Reform der Kindergärten startet mit großer Befragung

Wiens Kindergärten stehen vor einer größeren Reform. Bildungsstadträtin Bettina Emmerling startet deswegen eine Befragung unter Pädagoginnen, Assistentinnen und Fachleuten der Elementarbildung. Die Rückmeldungen aus der Praxis sollen zeigen, wo im System der Schuh drückt. 

Der Wiener Kindergarten soll neu gedacht werden. Bildungsstadträtin und Vizebürgermeisterin Bettina Emmerling (Neos) startet dazu eine breite Befragung unter Pädagoginnen, Assistentinnen und weiteren Beschäftigten der Elementarbildung. Die Stadt will wissen, wie der Alltag in den Einrichtungen wirklich aussieht und wo das System verbessert werden muss.

Stimmen aus dem Alltag gefragt

Die Reform trägt den Titel "Kindergarten neu denken". Emmerling will damit die Rolle des Kindergartens als erste Bildungseinrichtung stärken und langfristig modernisieren. Wer täglich mit Kindern arbeitet, soll nun seine Erfahrungen einbringen können. Die Teilnahmeinformationen wurden bereits an die Wiener Kindergartenträger weitergeleitet. Über eine Onlineplattform können Beschäftigte ihre Einschätzungen abgeben.

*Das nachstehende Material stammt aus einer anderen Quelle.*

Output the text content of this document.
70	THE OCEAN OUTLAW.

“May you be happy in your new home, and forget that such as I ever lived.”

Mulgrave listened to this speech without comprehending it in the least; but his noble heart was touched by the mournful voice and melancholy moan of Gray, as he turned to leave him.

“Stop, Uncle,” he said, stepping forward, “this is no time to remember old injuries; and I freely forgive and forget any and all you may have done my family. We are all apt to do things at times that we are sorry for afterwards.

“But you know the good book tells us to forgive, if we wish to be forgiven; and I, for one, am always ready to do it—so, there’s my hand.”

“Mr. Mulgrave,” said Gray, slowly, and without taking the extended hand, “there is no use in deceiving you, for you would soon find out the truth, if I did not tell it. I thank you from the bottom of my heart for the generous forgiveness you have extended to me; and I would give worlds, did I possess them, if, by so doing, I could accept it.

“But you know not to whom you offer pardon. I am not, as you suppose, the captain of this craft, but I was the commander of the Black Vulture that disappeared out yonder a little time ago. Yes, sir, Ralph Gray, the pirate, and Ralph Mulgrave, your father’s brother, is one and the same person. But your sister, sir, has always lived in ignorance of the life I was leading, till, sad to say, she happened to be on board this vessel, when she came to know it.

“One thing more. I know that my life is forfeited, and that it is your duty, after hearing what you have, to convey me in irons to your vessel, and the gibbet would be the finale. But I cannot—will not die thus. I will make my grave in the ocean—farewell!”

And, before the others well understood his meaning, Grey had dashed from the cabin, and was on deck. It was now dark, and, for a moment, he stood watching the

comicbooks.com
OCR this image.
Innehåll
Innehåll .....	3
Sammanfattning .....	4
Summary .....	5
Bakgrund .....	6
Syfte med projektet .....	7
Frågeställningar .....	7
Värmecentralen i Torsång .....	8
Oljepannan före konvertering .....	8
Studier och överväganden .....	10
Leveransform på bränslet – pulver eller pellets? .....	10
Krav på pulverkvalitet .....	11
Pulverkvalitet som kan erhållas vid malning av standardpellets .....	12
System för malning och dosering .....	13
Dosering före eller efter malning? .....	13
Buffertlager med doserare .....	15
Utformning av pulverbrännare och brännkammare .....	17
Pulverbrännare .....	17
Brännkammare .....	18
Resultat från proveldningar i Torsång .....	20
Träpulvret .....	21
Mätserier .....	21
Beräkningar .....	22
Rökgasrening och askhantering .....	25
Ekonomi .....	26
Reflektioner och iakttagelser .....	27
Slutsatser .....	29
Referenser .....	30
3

"Mit der Reform ‚Kindergarten neu denken‘ verfolge ich das klare Ziel die erste Bildungseinrichtung auf verlässliche, tragfähige und zukunftsfitte Beine zu stellen. Ein Kindergarten, der allen Kindern die besten Chancen bietet und sie bestmöglich auf die Schule vorbereitet. Ein Kindergarten, in dem die Motivation, warum Pädagoginnen und Pädagogen diesen Beruf gewählt haben, wieder ihren Alltag bestimmt und sie bei allen Herausforderungen gut unterstützt werden. Und ein Kindergarten, in dem Eltern gemeinsam mit dem pädagogischen Personal an einem Strang ziehen im Sinne der Kinder", erklärt Emmerling.

Beteiligung aus der Praxis

Die Stadt setzt dabei auf Beteiligung. Ein funktionierendes System könne nur gemeinsam entstehen. Darum ruft Emmerling Fachkräfte aus dem Bereich Elementarpädagogik auf, ihre Erfahrungen einzubringen. Neben Pädagoginnen und Assistentinnen sind auch Leitungspersonen, Verwaltungsmitarbeiter sowie Fachleute aus anderen Bildungseinrichtungen eingeladen.

Diskussionen im Education Lab

Parallel zur Befragung plant Wien mehrere Diskussionsformate. Im sogenannten Education Lab sollen Themenforen stattfinden, in denen Expertinnen und Praktiker über die Zukunft der Elementarbildung beraten. Die dort gesammelten Ergebnisse sollen in die Reform einfließen.

In den kommenden Monaten will die Stadt weitere Schritte setzen. Dabei geht es nicht nur um pädagogische Inhalte, sondern auch um das Fördersystem und die Organisation der Verwaltung rund um die Wiener Kindergärten. Ziel bleibt ein System, das Kindern gute Startchancen bietet und das pädagogische Personal im Arbeitsalltag stärkt.